Lucy looked quickly to Carth. She was going to get to enter one of the strongholds? After all they had visited, this was the one she would be permitted to enter?
“I bring to you a candidate,” she said to Ras.
“You understand the requirements are difficult,” Ras said.
“I know as well as any how difficult the requirements can be, and yet she has proven herself worthy.”
“I see that she has the necessary strength.”
“It’s about more than strength with her.”
“Do you believe she has the necessary mind?”
“I do.”
Ras turned his attention to Lucy for a moment, and he began to glow even brighter than before. It was brief, barely more than a flicker of bright light, and then it was gone. It didn’t last long enough for her to believe it was anything real before it faded and disappeared into nothingness.
With that, Ras nodded and turned, heading into the tower. He left the door open as he did.
“What is this?” Lucy asked Carth.
“This is your initiation.”
“Into the C’than?”
Carth nodded. “As I told you, you do have the necessary strength, but to be a part of the C’than, you need to be more. Were you to remain in Elaeavn, you would have been what, a scholar?”
Lucy shrugged. The term fit as well as any.
“The C’than are scholars, but of a different sort. It takes knowledge and understanding, but it also takes strength and a willingness to do what must be done.”
Lucy thought of all the C’than she had Read and wondered if that was quite true. With none of them had she had the feeling that they had done what they needed to do.
Carth smiled at her. “Perhaps not exactly,” she said.
Lucy blinked, once again feeling as if Carth somehow Read her.
“If you do this, you can become more than what you would have been.”

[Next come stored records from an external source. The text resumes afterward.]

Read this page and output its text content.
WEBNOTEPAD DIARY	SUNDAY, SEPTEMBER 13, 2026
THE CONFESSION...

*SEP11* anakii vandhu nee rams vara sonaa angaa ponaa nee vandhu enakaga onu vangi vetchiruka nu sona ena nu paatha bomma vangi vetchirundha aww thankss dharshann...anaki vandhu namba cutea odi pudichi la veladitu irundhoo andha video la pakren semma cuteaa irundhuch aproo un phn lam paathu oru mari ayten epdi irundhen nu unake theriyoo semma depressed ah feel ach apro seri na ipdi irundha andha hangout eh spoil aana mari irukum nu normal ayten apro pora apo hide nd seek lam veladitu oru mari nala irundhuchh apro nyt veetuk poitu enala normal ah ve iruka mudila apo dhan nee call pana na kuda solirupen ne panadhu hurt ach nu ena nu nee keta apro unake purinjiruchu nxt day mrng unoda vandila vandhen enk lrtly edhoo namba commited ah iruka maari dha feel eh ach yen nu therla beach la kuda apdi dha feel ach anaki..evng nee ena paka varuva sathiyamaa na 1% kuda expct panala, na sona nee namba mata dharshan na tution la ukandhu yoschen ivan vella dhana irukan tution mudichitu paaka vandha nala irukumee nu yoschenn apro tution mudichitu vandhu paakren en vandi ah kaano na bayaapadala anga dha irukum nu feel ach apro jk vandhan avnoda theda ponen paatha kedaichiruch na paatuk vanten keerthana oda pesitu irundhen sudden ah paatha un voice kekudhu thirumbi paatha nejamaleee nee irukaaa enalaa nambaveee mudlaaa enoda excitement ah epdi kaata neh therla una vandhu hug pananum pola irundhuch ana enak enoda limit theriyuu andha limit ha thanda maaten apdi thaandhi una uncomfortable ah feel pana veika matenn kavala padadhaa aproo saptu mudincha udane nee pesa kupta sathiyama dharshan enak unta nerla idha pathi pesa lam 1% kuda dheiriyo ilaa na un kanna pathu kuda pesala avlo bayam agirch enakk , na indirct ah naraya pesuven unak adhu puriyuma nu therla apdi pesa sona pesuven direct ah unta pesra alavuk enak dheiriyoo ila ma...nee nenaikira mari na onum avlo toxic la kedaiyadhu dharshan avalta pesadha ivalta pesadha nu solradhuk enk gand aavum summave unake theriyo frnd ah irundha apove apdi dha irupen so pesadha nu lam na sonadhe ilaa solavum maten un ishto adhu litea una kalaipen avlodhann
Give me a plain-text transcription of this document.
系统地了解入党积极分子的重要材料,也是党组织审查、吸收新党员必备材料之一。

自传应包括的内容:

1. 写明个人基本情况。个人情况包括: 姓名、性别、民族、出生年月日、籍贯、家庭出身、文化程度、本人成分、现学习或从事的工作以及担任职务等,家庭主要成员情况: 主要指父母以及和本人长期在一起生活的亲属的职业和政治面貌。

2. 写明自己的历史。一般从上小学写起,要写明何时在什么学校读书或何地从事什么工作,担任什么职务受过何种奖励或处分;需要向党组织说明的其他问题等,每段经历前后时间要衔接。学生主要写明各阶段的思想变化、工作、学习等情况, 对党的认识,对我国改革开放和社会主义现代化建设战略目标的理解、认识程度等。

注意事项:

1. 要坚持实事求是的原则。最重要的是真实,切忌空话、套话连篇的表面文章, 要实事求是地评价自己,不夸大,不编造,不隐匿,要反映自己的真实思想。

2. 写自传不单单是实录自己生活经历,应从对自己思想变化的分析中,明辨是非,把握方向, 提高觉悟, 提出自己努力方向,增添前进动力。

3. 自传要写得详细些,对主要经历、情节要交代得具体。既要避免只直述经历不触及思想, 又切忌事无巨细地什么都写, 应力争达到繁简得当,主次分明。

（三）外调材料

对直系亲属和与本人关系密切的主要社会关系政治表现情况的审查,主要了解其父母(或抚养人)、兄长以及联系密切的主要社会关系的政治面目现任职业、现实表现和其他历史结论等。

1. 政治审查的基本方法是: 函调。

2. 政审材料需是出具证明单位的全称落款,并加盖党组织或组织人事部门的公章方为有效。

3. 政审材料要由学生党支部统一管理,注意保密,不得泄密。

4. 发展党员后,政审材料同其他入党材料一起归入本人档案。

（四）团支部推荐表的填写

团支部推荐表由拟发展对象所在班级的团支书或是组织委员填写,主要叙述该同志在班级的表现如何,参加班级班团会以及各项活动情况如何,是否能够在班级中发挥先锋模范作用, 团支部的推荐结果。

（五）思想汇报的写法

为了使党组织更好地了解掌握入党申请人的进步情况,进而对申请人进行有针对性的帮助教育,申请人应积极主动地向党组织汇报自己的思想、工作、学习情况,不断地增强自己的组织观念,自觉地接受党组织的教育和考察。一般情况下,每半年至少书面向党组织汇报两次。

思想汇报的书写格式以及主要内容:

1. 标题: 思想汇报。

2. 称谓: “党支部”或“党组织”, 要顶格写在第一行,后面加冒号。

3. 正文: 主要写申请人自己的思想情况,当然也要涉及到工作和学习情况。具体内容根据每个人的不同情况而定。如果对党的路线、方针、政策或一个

Was that what she wanted? She wouldn’t have thought so before, and yet, there was a certain appeal. She had seen the type of places the C’than occupied, the libra
ries they possessed. The knowledge there would be incredible, and if nothing else, Lucy couldn’t shake the sense that she wanted to be a part of it.
“Why me?”
Carth took a deep breath. “As I told Ras, Olandar Fahr has been manipulating pieces, moving them around the game board for long enough.”
“You want me to be another piece?”
Carth shook her head, meeting Lucy’s eyes. “No, Lucy Elvraeth. I want the C’than to become the other player.”
With that, she stepped inside the tower, leaving Lucy on the threshold to decide what she would do. Dozens of thoughts rolled through her, and many of them involved simply Sliding away. She could return to Elaeavn. She could go back to the library within the palace, and she could sit and serve as she had once believed she would. Alternatively, she could head to the forest, find Rsiran and Haern, offer to help in whatever way she could there. Or she could even return to Nyaesh and see if there was any way for her to ensure that those hurt by the C’than no longer suffered. Regardless of what else she did, she was going to follow through on her promise to Carth to aid those she had helped save.
Yet there seemed to be more she could do, and in order for her to do that, she would need to learn more. She would need to be more.
She would need to be willing to be more than just a tool. Or, in this case, more than just a piece on someone else’s game board.
She might not know the game, and she might not know the rules, but it was time for her to be a player.
Taking a deep breath, Lucy gathered herself, and then she took a step into the tower.
Epilogue
Volan glanced down to Lareth. He didn’t think the man was dead, but he no longer knew, and for that matter, he wasn’t sure that he cared. He had succeeded. Wasn’t that enough? He had been sent, intending to use the younger Lareth, and he had, though not quite the way he had expected.
Lareth’s blood stuck to his hands. If there were some other way of carrying him, he would’ve preferred to do that, not wanting to have this man bleed all over him. And yet he was willing to do whatever it took. He had proven that. And now, as one of the Chosen, he was the one who would bring Lareth to him. He was the one who had shown his worth.